As American Farm Bureau President Zippy Duvall points out, trade isn't an easy subject to discuss these days. However, at a recent trade conference, Duvall, a third-generation farmer from Georgia, described recent trade disputes as part of a "perfect storm" affecting farmers — and that perfect storm involves more than just trade.
The conference, "What's on the Horizon for International Trade?" was hosted by the Yeutter Institute at the University of Nebraska-Lincoln in collaboration with the Nebraska Farm Bureau.
"The first thing everyone would say is the trade war has put us in a perfect storm," Duvall said. "I look at it as just one little piece of that pie. The farm economy was bad before Mr. [Donald] Trump got elected. We'd already lost 50% of our income. We went into a trade war limping as an industry, and that has really, really hurt us."
Other factors at play
That perfect storm also includes the need for updated infrastructure and broadband in rural America, and the ongoing need for more research and development dollars.
"China is outspending us 3-to-1 in research and development dollars," Duvall said. "That is not a good thing. Our land grant colleges and companies across this country need to be spending those research and development dollars because that's what keeps us on the cutting edge. And Lord help us if we get behind in that area."
With the economic hurdles facing producers, Duvall noted many farmers are looking for diversification opportunities — although expansion and certain value-added production systems aren't always viewed favorably by consumers.
"I didn't milk 300 cows all my life because I wanted to milk 300 cows," Duvall said. "I would have loved to just milk 100 cows. I couldn't make a living at it. I lived through the 80s, and it was very difficult, and I was a small dairyman."
By the middle of the 1980s, he had to expand, he said. "So we went into poultry, and poultry helped us get through that very difficult time."
"Our farmers are hungry for something to diversify," Duvall added. "I see poultry moving into this area of the country with Costco. If you have a hemp meeting, they will fill the room full and run out the back to see if it might be the next opportunity to grow. We don't want to be bigger just to be bigger. We have to be bigger because of economies of scale."
It hasn't all been doom and gloom, Duvall said. He pointed out the tax reform and regulatory reform that has taken place — most notably the repeal of the 2015 "Waters of the U.S." rule — as well as the ruling to allow for year-round sales of E15 ethanol blends.
Trade hurdles to overcome
Of course, there are hurdles ahead — and trade, while not the sole contributor, plays a big role in that perfect storm. This includes getting the U.S.-Mexico-Canada Agreement ratified by Congress.

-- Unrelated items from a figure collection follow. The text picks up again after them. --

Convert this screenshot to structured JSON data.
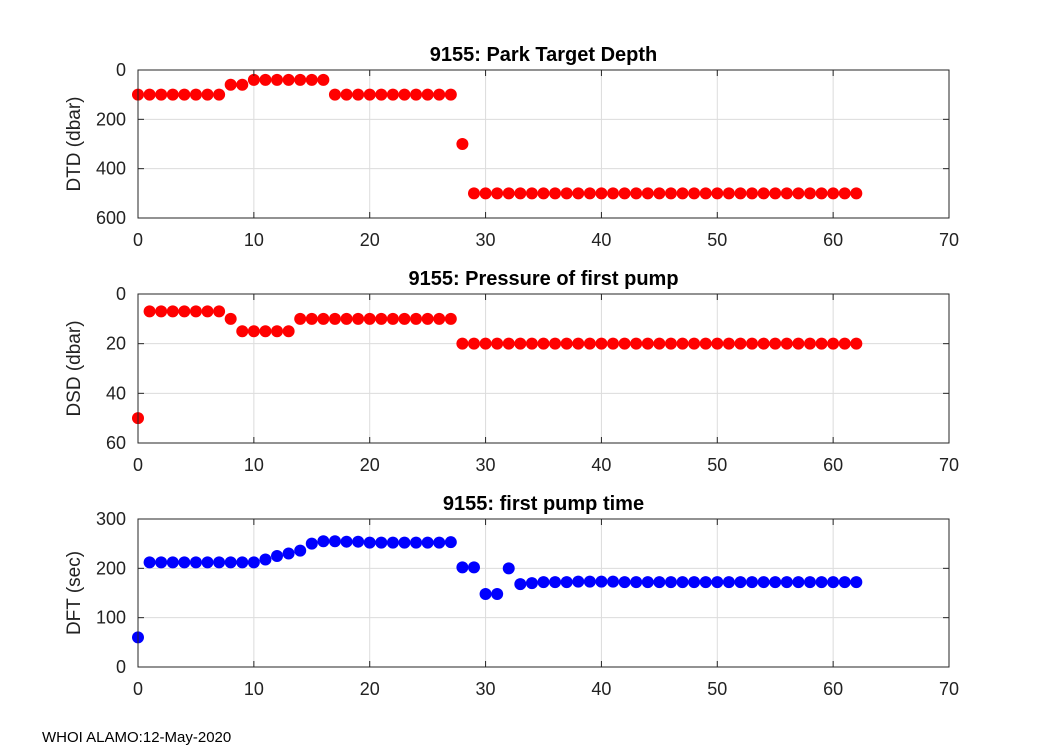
{
  "footer": "WHOI ALAMO:12-May-2020",
  "colors": {
    "red": "#ff0000",
    "blue": "#0000ff",
    "grid": "#dcdcdc",
    "axis": "#262626"
  },
  "chart_data": [
    {
      "type": "scatter",
      "title": "9155: Park Target Depth",
      "xlabel": "",
      "ylabel": "DTD (dbar)",
      "xlim": [
        0,
        70
      ],
      "ylim": [
        0,
        600
      ],
      "y_reversed": true,
      "x_ticks": [
        "0",
        "10",
        "20",
        "30",
        "40",
        "50",
        "60",
        "70"
      ],
      "y_ticks": [
        "0",
        "200",
        "400",
        "600"
      ],
      "grid": true,
      "color": "#ff0000",
      "x": [
        0,
        1,
        2,
        3,
        4,
        5,
        6,
        7,
        8,
        9,
        10,
        11,
        12,
        13,
        14,
        15,
        16,
        17,
        18,
        19,
        20,
        21,
        22,
        23,
        24,
        25,
        26,
        27,
        28,
        29,
        30,
        31,
        32,
        33,
        34,
        35,
        36,
        37,
        38,
        39,
        40,
        41,
        42,
        43,
        44,
        45,
        46,
        47,
        48,
        49,
        50,
        51,
        52,
        53,
        54,
        55,
        56,
        57,
        58,
        59,
        60,
        61,
        62
      ],
      "y": [
        100,
        100,
        100,
        100,
        100,
        100,
        100,
        100,
        60,
        60,
        40,
        40,
        40,
        40,
        40,
        40,
        40,
        100,
        100,
        100,
        100,
        100,
        100,
        100,
        100,
        100,
        100,
        100,
        300,
        500,
        500,
        500,
        500,
        500,
        500,
        500,
        500,
        500,
        500,
        500,
        500,
        500,
        500,
        500,
        500,
        500,
        500,
        500,
        500,
        500,
        500,
        500,
        500,
        500,
        500,
        500,
        500,
        500,
        500,
        500,
        500,
        500,
        500
      ]
    },
    {
      "type": "scatter",
      "title": "9155: Pressure of first pump",
      "xlabel": "",
      "ylabel": "DSD (dbar)",
      "xlim": [
        0,
        70
      ],
      "ylim": [
        0,
        60
      ],
      "y_reversed": true,
      "x_ticks": [
        "0",
        "10",
        "20",
        "30",
        "40",
        "50",
        "60",
        "70"
      ],
      "y_ticks": [
        "0",
        "20",
        "40",
        "60"
      ],
      "grid": true,
      "color": "#ff0000",
      "x": [
        0,
        1,
        2,
        3,
        4,
        5,
        6,
        7,
        8,
        9,
        10,
        11,
        12,
        13,
        14,
        15,
        16,
        17,
        18,
        19,
        20,
        21,
        22,
        23,
        24,
        25,
        26,
        27,
        28,
        29,
        30,
        31,
        32,
        33,
        34,
        35,
        36,
        37,
        38,
        39,
        40,
        41,
        42,
        43,
        44,
        45,
        46,
        47,
        48,
        49,
        50,
        51,
        52,
        53,
        54,
        55,
        56,
        57,
        58,
        59,
        60,
        61,
        62
      ],
      "y": [
        50,
        7,
        7,
        7,
        7,
        7,
        7,
        7,
        10,
        15,
        15,
        15,
        15,
        15,
        10,
        10,
        10,
        10,
        10,
        10,
        10,
        10,
        10,
        10,
        10,
        10,
        10,
        10,
        20,
        20,
        20,
        20,
        20,
        20,
        20,
        20,
        20,
        20,
        20,
        20,
        20,
        20,
        20,
        20,
        20,
        20,
        20,
        20,
        20,
        20,
        20,
        20,
        20,
        20,
        20,
        20,
        20,
        20,
        20,
        20,
        20,
        20,
        20
      ]
    },
    {
      "type": "scatter",
      "title": "9155: first pump time",
      "xlabel": "",
      "ylabel": "DFT (sec)",
      "xlim": [
        0,
        70
      ],
      "ylim": [
        0,
        300
      ],
      "y_reversed": false,
      "x_ticks": [
        "0",
        "10",
        "20",
        "30",
        "40",
        "50",
        "60",
        "70"
      ],
      "y_ticks": [
        "0",
        "100",
        "200",
        "300"
      ],
      "grid": true,
      "color": "#0000ff",
      "x": [
        0,
        1,
        2,
        3,
        4,
        5,
        6,
        7,
        8,
        9,
        10,
        11,
        12,
        13,
        14,
        15,
        16,
        17,
        18,
        19,
        20,
        21,
        22,
        23,
        24,
        25,
        26,
        27,
        28,
        29,
        30,
        31,
        32,
        33,
        34,
        35,
        36,
        37,
        38,
        39,
        40,
        41,
        42,
        43,
        44,
        45,
        46,
        47,
        48,
        49,
        50,
        51,
        52,
        53,
        54,
        55,
        56,
        57,
        58,
        59,
        60,
        61,
        62
      ],
      "y": [
        60,
        212,
        212,
        212,
        212,
        212,
        212,
        212,
        212,
        212,
        212,
        218,
        225,
        230,
        236,
        250,
        255,
        255,
        254,
        254,
        252,
        252,
        252,
        252,
        252,
        252,
        252,
        253,
        202,
        202,
        148,
        148,
        200,
        168,
        170,
        172,
        172,
        172,
        173,
        173,
        173,
        173,
        172,
        172,
        172,
        172,
        172,
        172,
        172,
        172,
        172,
        172,
        172,
        172,
        172,
        172,
        172,
        172,
        172,
        172,
        172,
        172,
        172
      ]
    }
  ]
}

"We have USMCA in front of us, and we're not going to get it passed unless our farmers rise up to the occasion and call our representatives, senators, governors, and go to town hall meetings," Duvall said. "I know a lot of farmers say, 'I've already done that,' but we need to be doing it every week. It's kind of like a child worrying you to death until you finally make a decision. We need to get them to make a decision. And if we give up now, we still can lose the ship on that one."

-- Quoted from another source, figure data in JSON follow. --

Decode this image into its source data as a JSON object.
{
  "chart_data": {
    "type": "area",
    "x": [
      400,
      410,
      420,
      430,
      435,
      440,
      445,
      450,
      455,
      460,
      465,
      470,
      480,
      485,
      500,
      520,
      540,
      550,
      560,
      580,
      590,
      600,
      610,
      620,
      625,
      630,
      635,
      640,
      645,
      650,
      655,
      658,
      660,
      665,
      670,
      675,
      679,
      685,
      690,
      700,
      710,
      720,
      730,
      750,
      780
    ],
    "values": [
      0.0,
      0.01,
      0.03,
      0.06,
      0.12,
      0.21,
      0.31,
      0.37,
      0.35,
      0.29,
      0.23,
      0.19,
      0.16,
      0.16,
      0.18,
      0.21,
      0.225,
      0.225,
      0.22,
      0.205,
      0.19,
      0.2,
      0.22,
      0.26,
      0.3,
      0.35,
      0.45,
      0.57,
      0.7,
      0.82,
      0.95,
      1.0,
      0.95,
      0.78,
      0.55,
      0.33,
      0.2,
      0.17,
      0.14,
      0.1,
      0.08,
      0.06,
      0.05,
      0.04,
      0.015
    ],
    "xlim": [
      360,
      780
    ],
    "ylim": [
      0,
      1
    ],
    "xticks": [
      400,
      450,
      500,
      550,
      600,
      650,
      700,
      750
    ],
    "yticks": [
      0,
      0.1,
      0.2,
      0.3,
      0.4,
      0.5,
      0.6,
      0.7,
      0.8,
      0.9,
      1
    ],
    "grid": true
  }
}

The U.S.-Japan Trade Agreement, signed by Trump in early October, removed an estimated $7.2 billion worth of tariffs on U.S. ag products. Many hope that the agreement will serve as a partial replacement for the benefits that would have been gained from the Trans-Pacific Partnership, a trade agreement between 12 prospective countries that Trump withdrew the U.S. from.

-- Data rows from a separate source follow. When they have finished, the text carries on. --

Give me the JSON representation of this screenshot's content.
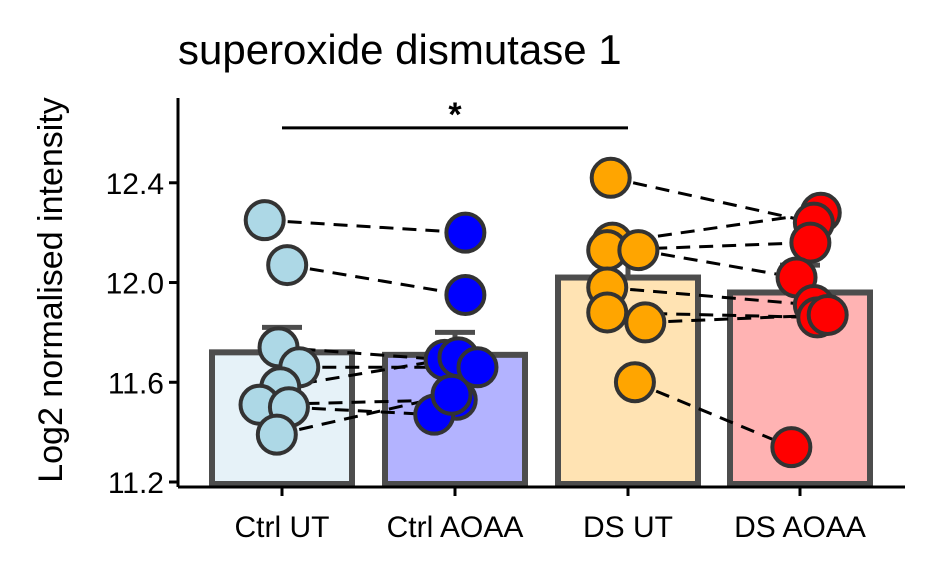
{
  "chart_data": {
    "type": "bar",
    "title": "superoxide dismutase 1",
    "xlabel": "",
    "ylabel": "Log2 normalised intensity",
    "categories": [
      "Ctrl UT",
      "Ctrl AOAA",
      "DS UT",
      "DS AOAA"
    ],
    "yticks": [
      "11.2",
      "11.6",
      "12.0",
      "12.4"
    ],
    "ylim": [
      11.18,
      12.74
    ],
    "grid": false,
    "legend": "none",
    "bars": [
      {
        "category": "Ctrl UT",
        "mean": 11.72,
        "se": 0.1,
        "fill": "#e6f2f8",
        "point_color": "#add8e6"
      },
      {
        "category": "Ctrl AOAA",
        "mean": 11.71,
        "se": 0.09,
        "fill": "#b3b3ff",
        "point_color": "#0000ff"
      },
      {
        "category": "DS UT",
        "mean": 12.02,
        "se": 0.08,
        "fill": "#ffe3b3",
        "point_color": "#ffa500"
      },
      {
        "category": "DS AOAA",
        "mean": 11.96,
        "se": 0.11,
        "fill": "#ffb3b3",
        "point_color": "#ff0000"
      }
    ],
    "points": [
      {
        "group": "Ctrl UT",
        "jitter": -0.1,
        "y": 12.25
      },
      {
        "group": "Ctrl UT",
        "jitter": 0.03,
        "y": 12.07
      },
      {
        "group": "Ctrl UT",
        "jitter": -0.02,
        "y": 11.74
      },
      {
        "group": "Ctrl UT",
        "jitter": 0.1,
        "y": 11.66
      },
      {
        "group": "Ctrl UT",
        "jitter": -0.01,
        "y": 11.58
      },
      {
        "group": "Ctrl UT",
        "jitter": -0.13,
        "y": 11.51
      },
      {
        "group": "Ctrl UT",
        "jitter": 0.04,
        "y": 11.5
      },
      {
        "group": "Ctrl UT",
        "jitter": -0.03,
        "y": 11.39
      },
      {
        "group": "Ctrl AOAA",
        "jitter": 0.06,
        "y": 12.2
      },
      {
        "group": "Ctrl AOAA",
        "jitter": 0.06,
        "y": 11.95
      },
      {
        "group": "Ctrl AOAA",
        "jitter": -0.06,
        "y": 11.69
      },
      {
        "group": "Ctrl AOAA",
        "jitter": 0.02,
        "y": 11.7
      },
      {
        "group": "Ctrl AOAA",
        "jitter": 0.13,
        "y": 11.66
      },
      {
        "group": "Ctrl AOAA",
        "jitter": 0.01,
        "y": 11.53
      },
      {
        "group": "Ctrl AOAA",
        "jitter": -0.12,
        "y": 11.47
      },
      {
        "group": "Ctrl AOAA",
        "jitter": -0.02,
        "y": 11.55
      },
      {
        "group": "DS UT",
        "jitter": -0.1,
        "y": 12.42
      },
      {
        "group": "DS UT",
        "jitter": -0.09,
        "y": 12.16
      },
      {
        "group": "DS UT",
        "jitter": -0.12,
        "y": 12.13
      },
      {
        "group": "DS UT",
        "jitter": 0.06,
        "y": 12.13
      },
      {
        "group": "DS UT",
        "jitter": -0.12,
        "y": 11.98
      },
      {
        "group": "DS UT",
        "jitter": -0.12,
        "y": 11.88
      },
      {
        "group": "DS UT",
        "jitter": 0.1,
        "y": 11.84
      },
      {
        "group": "DS UT",
        "jitter": 0.04,
        "y": 11.6
      },
      {
        "group": "DS AOAA",
        "jitter": 0.12,
        "y": 12.28
      },
      {
        "group": "DS AOAA",
        "jitter": 0.08,
        "y": 12.24
      },
      {
        "group": "DS AOAA",
        "jitter": 0.06,
        "y": 12.16
      },
      {
        "group": "DS AOAA",
        "jitter": -0.02,
        "y": 12.02
      },
      {
        "group": "DS AOAA",
        "jitter": 0.08,
        "y": 11.91
      },
      {
        "group": "DS AOAA",
        "jitter": 0.1,
        "y": 11.86
      },
      {
        "group": "DS AOAA",
        "jitter": 0.16,
        "y": 11.87
      },
      {
        "group": "DS AOAA",
        "jitter": -0.05,
        "y": 11.34
      }
    ],
    "pairs": [
      {
        "from": 0,
        "to": 8
      },
      {
        "from": 1,
        "to": 9
      },
      {
        "from": 2,
        "to": 10
      },
      {
        "from": 3,
        "to": 12
      },
      {
        "from": 4,
        "to": 11
      },
      {
        "from": 5,
        "to": 13
      },
      {
        "from": 6,
        "to": 14
      },
      {
        "from": 7,
        "to": 15
      },
      {
        "from": 16,
        "to": 25
      },
      {
        "from": 17,
        "to": 24
      },
      {
        "from": 18,
        "to": 26
      },
      {
        "from": 19,
        "to": 27
      },
      {
        "from": 20,
        "to": 28
      },
      {
        "from": 21,
        "to": 29
      },
      {
        "from": 22,
        "to": 30
      },
      {
        "from": 23,
        "to": 31
      }
    ],
    "significance": [
      {
        "from": "Ctrl UT",
        "to": "DS UT",
        "y": 12.62,
        "label": "*"
      }
    ],
    "bar_outline_color": "#4d4d4d",
    "point_outline_color": "#333333"
  }
}
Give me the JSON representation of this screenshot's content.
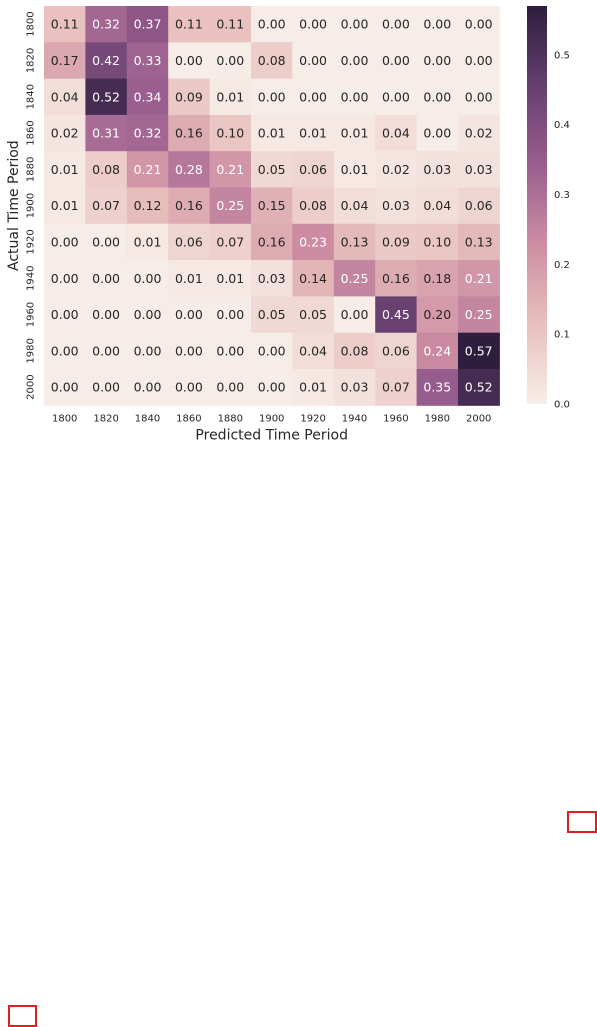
{
  "chart_data": {
    "type": "heatmap",
    "title": "",
    "xlabel": "Predicted Time Period",
    "ylabel": "Actual Time Period",
    "x_categories": [
      "1800",
      "1820",
      "1840",
      "1860",
      "1880",
      "1900",
      "1920",
      "1940",
      "1960",
      "1980",
      "2000"
    ],
    "y_categories": [
      "1800",
      "1820",
      "1840",
      "1860",
      "1880",
      "1900",
      "1920",
      "1940",
      "1960",
      "1980",
      "2000"
    ],
    "values": [
      [
        0.11,
        0.32,
        0.37,
        0.11,
        0.11,
        0.0,
        0.0,
        0.0,
        0.0,
        0.0,
        0.0
      ],
      [
        0.17,
        0.42,
        0.33,
        0.0,
        0.0,
        0.08,
        0.0,
        0.0,
        0.0,
        0.0,
        0.0
      ],
      [
        0.04,
        0.52,
        0.34,
        0.09,
        0.01,
        0.0,
        0.0,
        0.0,
        0.0,
        0.0,
        0.0
      ],
      [
        0.02,
        0.31,
        0.32,
        0.16,
        0.1,
        0.01,
        0.01,
        0.01,
        0.04,
        0.0,
        0.02
      ],
      [
        0.01,
        0.08,
        0.21,
        0.28,
        0.21,
        0.05,
        0.06,
        0.01,
        0.02,
        0.03,
        0.03
      ],
      [
        0.01,
        0.07,
        0.12,
        0.16,
        0.25,
        0.15,
        0.08,
        0.04,
        0.03,
        0.04,
        0.06
      ],
      [
        0.0,
        0.0,
        0.01,
        0.06,
        0.07,
        0.16,
        0.23,
        0.13,
        0.09,
        0.1,
        0.13
      ],
      [
        0.0,
        0.0,
        0.0,
        0.01,
        0.01,
        0.03,
        0.14,
        0.25,
        0.16,
        0.18,
        0.21
      ],
      [
        0.0,
        0.0,
        0.0,
        0.0,
        0.0,
        0.05,
        0.05,
        0.0,
        0.45,
        0.2,
        0.25
      ],
      [
        0.0,
        0.0,
        0.0,
        0.0,
        0.0,
        0.0,
        0.04,
        0.08,
        0.06,
        0.24,
        0.57
      ],
      [
        0.0,
        0.0,
        0.0,
        0.0,
        0.0,
        0.0,
        0.01,
        0.03,
        0.07,
        0.35,
        0.52
      ]
    ],
    "color_range": [
      0.0,
      0.57
    ],
    "colorbar_ticks": [
      "0.0",
      "0.1",
      "0.2",
      "0.3",
      "0.4",
      "0.5"
    ],
    "colormap": [
      "#f7ede8",
      "#e8c0bd",
      "#cd8ea3",
      "#9a5e8f",
      "#653f6f",
      "#2d1e3e"
    ],
    "grid": false,
    "legend": "right colorbar"
  }
}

"[The U.S.-Japan Trade Agreement] is huge," Duvall said. "It's huge for pork. It's huge for beef. And it's huge for grain farmers because we've got to feed all that beef and pork before it leaves here. I don't think it quite takes us to where TPP was, but it sure does help us, because we know that Japan was a big part of TPP."
A different perspective
Of course, the biggest topic of discussion in trade is China — and the series of tariffs placed on U.S. ag products by China as retaliation for U.S. tariffs on Chinese products.
Duvall noted he recently traveled to Copenhagen, Denmark, to the European Union-North American Agricultural Conference
"The question most asked to me from other countries — Mexico, Canada and Europe — was, how long is it going to take your president to solve the problems in China?" Duvall said. "After about 10 times, I finally asked [a farmer from Europe] why? He said, 'Because our government's pushing us to expand, so that we can fill the markets that you're not.'"
Duvall's comments came just a day before Trump announced China's commitment to purchase $40 million to $50 billion worth of U.S. ag products, what he called "phase one" of a trade deal with China. However, officials in China have disputed the dollar amount, and have said the U.S. would have to roll back its tariffs on Chinese imports as part of a final trade deal.
Several discussions at the UNL trade conference focused on how the U.S. could or should have approached trade issues with China — including disputes surrounding forced technology transfer, intellectual property theft and nontariff trade barriers. One proposed solution is a unified approach — allying with other countries to address trade issues with China.
"Is it the right way to do it? Of course it is," Duvall said. "But I think saying you could rally the troops and all of us address the issues with China at one time is a whole lot easier said than done, because I think a lot of those other countries saw an opportunity to capitalize on what we were going to lose.